Bacharach fue llamado para componer para el cine, tanto temas (My Litttle Red Book para What’s on Pussycat), como bandas sonoras enteras (Casino Royale). Aun así, su contribución más célebre fue Raindrops Keep Fallen’on My Head de la película Butch Cassidy and the Sundance Kid, aquí traducida como Dos hombres y un destino, con unos esplendorosos Robert Redford y Paul Newman. La canción Alfie, con música de Bacharach y letra de David, también se puede escuchar en la película homónima británica, y también el tema de Arthur.

Durante 20 años el trío musical que constituían Bacharach, el letrista Hal David y la cantante Dionne Warwick fue imbatible.

Además de los nombres citados, la lista de intérpretes que han cantado sus melodías es el gotha del jazz y el pop. De Aretha Franklin a Dusty Springfield, de Perry Como a Tom Jones, de Wes Montgomery a Herb Alpert and the Tijuana Brass, Isaac Hayes, Roberta Flack, Neil Diamond, Patti LaBelle, Sheryl Crow y un largo etcétera.

 

El malestar

Con su música, el compositor no había manifestado nunca sus opiniones políticas ni había tenido un interés explícito por cuestiones sociales. Esto cambió en 2005 con el álbum At this time, ganador de un Grammy. «Toda mi vida he escrito canciones de amor y me he mantenido apolítico. Algo debe querer decir que de repente tenga una fuerte sensación de malestar con el estado del mundo y con lo que nuestra Administración está haciendo», explicó. Lo que la administración de George W. Bush estaba haciendo en aquellos años era la guerra de Irak después de haber invadido aquel país con la excusa de la existencia de armas de destrucción masiva, excusa que resultó del todo falsa.

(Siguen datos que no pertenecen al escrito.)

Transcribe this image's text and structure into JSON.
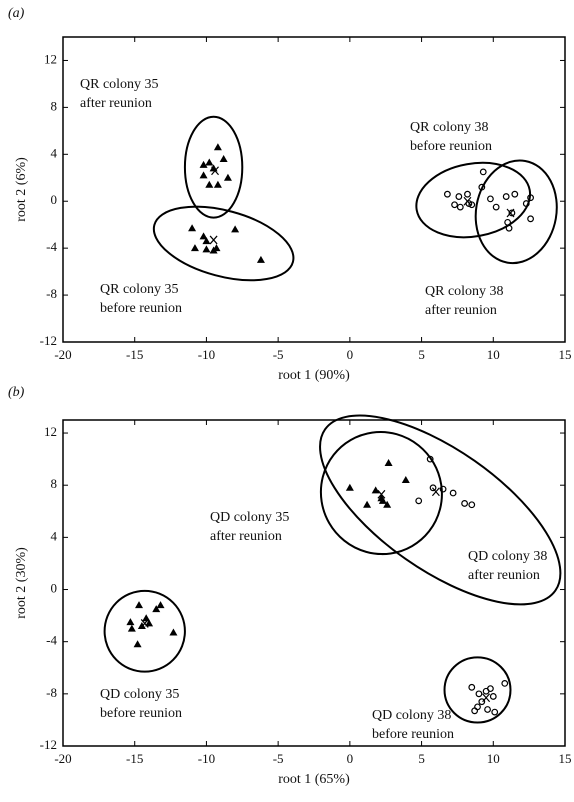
{
  "chart_data": [
    {
      "type": "scatter",
      "title": "(a)",
      "x_label": "root 1 (90%)",
      "y_label": "root 2 (6%)",
      "color": "#000000",
      "xlim": [
        -20,
        15
      ],
      "ylim": [
        -12,
        14
      ],
      "xticks": [
        -20,
        -15,
        -10,
        -5,
        0,
        5,
        10,
        15
      ],
      "yticks": [
        -12,
        -8,
        -4,
        0,
        4,
        8,
        12
      ],
      "series": [
        {
          "marker": "triangle",
          "x": [
            -9.2,
            -10.2,
            -9.8,
            -8.8,
            -9.5,
            -10.2,
            -8.5,
            -9.8,
            -9.2
          ],
          "y": [
            4.6,
            3.1,
            3.3,
            3.6,
            2.8,
            2.2,
            2.0,
            1.4,
            1.4
          ]
        },
        {
          "marker": "triangle",
          "x": [
            -11,
            -10.2,
            -10.8,
            -10,
            -9.5,
            -9.3,
            -8,
            -6.2,
            -10
          ],
          "y": [
            -2.3,
            -3,
            -4,
            -3.4,
            -4.2,
            -4,
            -2.4,
            -5,
            -4.1
          ]
        },
        {
          "marker": "circle",
          "x": [
            6.8,
            7.6,
            8.2,
            7.3,
            7.7,
            8.5,
            9.2,
            9.3,
            9.8,
            8.3
          ],
          "y": [
            0.6,
            0.4,
            0.6,
            -0.3,
            -0.5,
            -0.3,
            1.2,
            2.5,
            0.2,
            -0.2
          ]
        },
        {
          "marker": "circle",
          "x": [
            10.9,
            11.5,
            12.3,
            12.6,
            11.3,
            11.0,
            11.1,
            10.2,
            12.6
          ],
          "y": [
            0.4,
            0.6,
            -0.2,
            -1.5,
            -1,
            -1.8,
            -2.3,
            -0.5,
            0.3
          ]
        },
        {
          "marker": "x",
          "x": [
            -9.4,
            -9.5,
            8.2,
            11.2
          ],
          "y": [
            2.6,
            -3.3,
            0.0,
            -1.0
          ]
        }
      ],
      "ellipses": [
        {
          "cx": -9.5,
          "cy": 2.9,
          "rx": 2.0,
          "ry": 4.3,
          "angle": 0
        },
        {
          "cx": -8.8,
          "cy": -3.6,
          "rx": 5.0,
          "ry": 2.8,
          "angle": 15
        },
        {
          "cx": 8.6,
          "cy": 0.1,
          "rx": 4.0,
          "ry": 3.1,
          "angle": -10
        },
        {
          "cx": 11.6,
          "cy": -0.9,
          "rx": 2.8,
          "ry": 4.4,
          "angle": 10
        }
      ],
      "annotations": [
        [
          "QR colony 35",
          "after reunion"
        ],
        [
          "QR colony 35",
          "before reunion"
        ],
        [
          "QR colony 38",
          "before reunion"
        ],
        [
          "QR colony 38",
          "after reunion"
        ]
      ]
    },
    {
      "type": "scatter",
      "title": "(b)",
      "x_label": "root 1 (65%)",
      "y_label": "root 2 (30%)",
      "color": "#000000",
      "xlim": [
        -20,
        15
      ],
      "ylim": [
        -12,
        13
      ],
      "xticks": [
        -20,
        -15,
        -10,
        -5,
        0,
        5,
        10,
        15
      ],
      "yticks": [
        -12,
        -8,
        -4,
        0,
        4,
        8,
        12
      ],
      "series": [
        {
          "marker": "triangle",
          "x": [
            -15.3,
            -15.2,
            -14.7,
            -14.2,
            -14,
            -13.5,
            -13.2,
            -14.8,
            -12.3,
            -14.5
          ],
          "y": [
            -2.5,
            -3,
            -1.2,
            -2.2,
            -2.6,
            -1.5,
            -1.2,
            -4.2,
            -3.3,
            -2.8
          ]
        },
        {
          "marker": "triangle",
          "x": [
            0,
            1.2,
            1.8,
            2.3,
            2.6,
            2.7,
            3.9,
            2.2
          ],
          "y": [
            7.8,
            6.5,
            7.6,
            6.8,
            6.5,
            9.7,
            8.4,
            7.0
          ]
        },
        {
          "marker": "circle",
          "x": [
            5.6,
            4.8,
            5.8,
            6.5,
            7.2,
            8.0,
            8.5
          ],
          "y": [
            10.0,
            6.8,
            7.8,
            7.7,
            7.4,
            6.6,
            6.5
          ]
        },
        {
          "marker": "circle",
          "x": [
            8.5,
            9,
            9.5,
            10,
            9.2,
            8.9,
            9.6,
            10.1,
            10.8,
            9.8,
            8.7
          ],
          "y": [
            -7.5,
            -8,
            -7.8,
            -8.2,
            -8.6,
            -9,
            -9.2,
            -9.4,
            -7.2,
            -7.6,
            -9.3
          ]
        },
        {
          "marker": "x",
          "x": [
            -14.3,
            2.2,
            6.0,
            9.5
          ],
          "y": [
            -2.6,
            7.3,
            7.5,
            -8.3
          ]
        }
      ],
      "ellipses": [
        {
          "cx": -14.3,
          "cy": -3.2,
          "rx": 2.8,
          "ry": 3.1,
          "angle": 0
        },
        {
          "cx": 2.2,
          "cy": 7.4,
          "rx": 4.2,
          "ry": 4.7,
          "angle": -30
        },
        {
          "cx": 6.3,
          "cy": 6.1,
          "rx": 9.8,
          "ry": 4.6,
          "angle": 35
        },
        {
          "cx": 8.9,
          "cy": -7.7,
          "rx": 2.3,
          "ry": 2.5,
          "angle": 0
        }
      ],
      "annotations": [
        [
          "QD colony 35",
          "after reunion"
        ],
        [
          "QD colony 38",
          "after reunion"
        ],
        [
          "QD colony 35",
          "before reunion"
        ],
        [
          "QD colony 38",
          "before reunion"
        ]
      ]
    }
  ]
}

En 2016 recibió el encargo de hacer la banda sonora de la película A boy called Po sobre un chico autista. Dedicó el tema Dancing with your shadow a la memoria de Nikki, una hija suya que había sufrido el síndrome de Asperger, pero sin ser diagnosticada, y se suicidó cuando tenía 40 años. En 2018, cuando publicó la canción Live to see another day dio los beneficios a las familias de las víctimas de la masacre de la Escuela Primaria de Sandy Hook en la cual un joven de 20 años asesinó a veinte niños y seis adultos en 2012. Aquel mismo año, él y David recibieron de manos del presidente Barack Obama el premio Gershwin por su legado musical.

Bacharach se casó cuatro veces, una de ellas con la actriz Angie Dickinson y otra con la letrista Carole Bayer Sager, autora entre otras de On My Own. Bien plantado, siempre bronceado y sonriente, le llamaban el playboy del mundo occidental. En sus memorias, Dietrich decía que durante los años en que habían trabajado juntos se sentía en la gloria y añadía que, como hombre, era la personificación de todo lo que una mujer puede desear.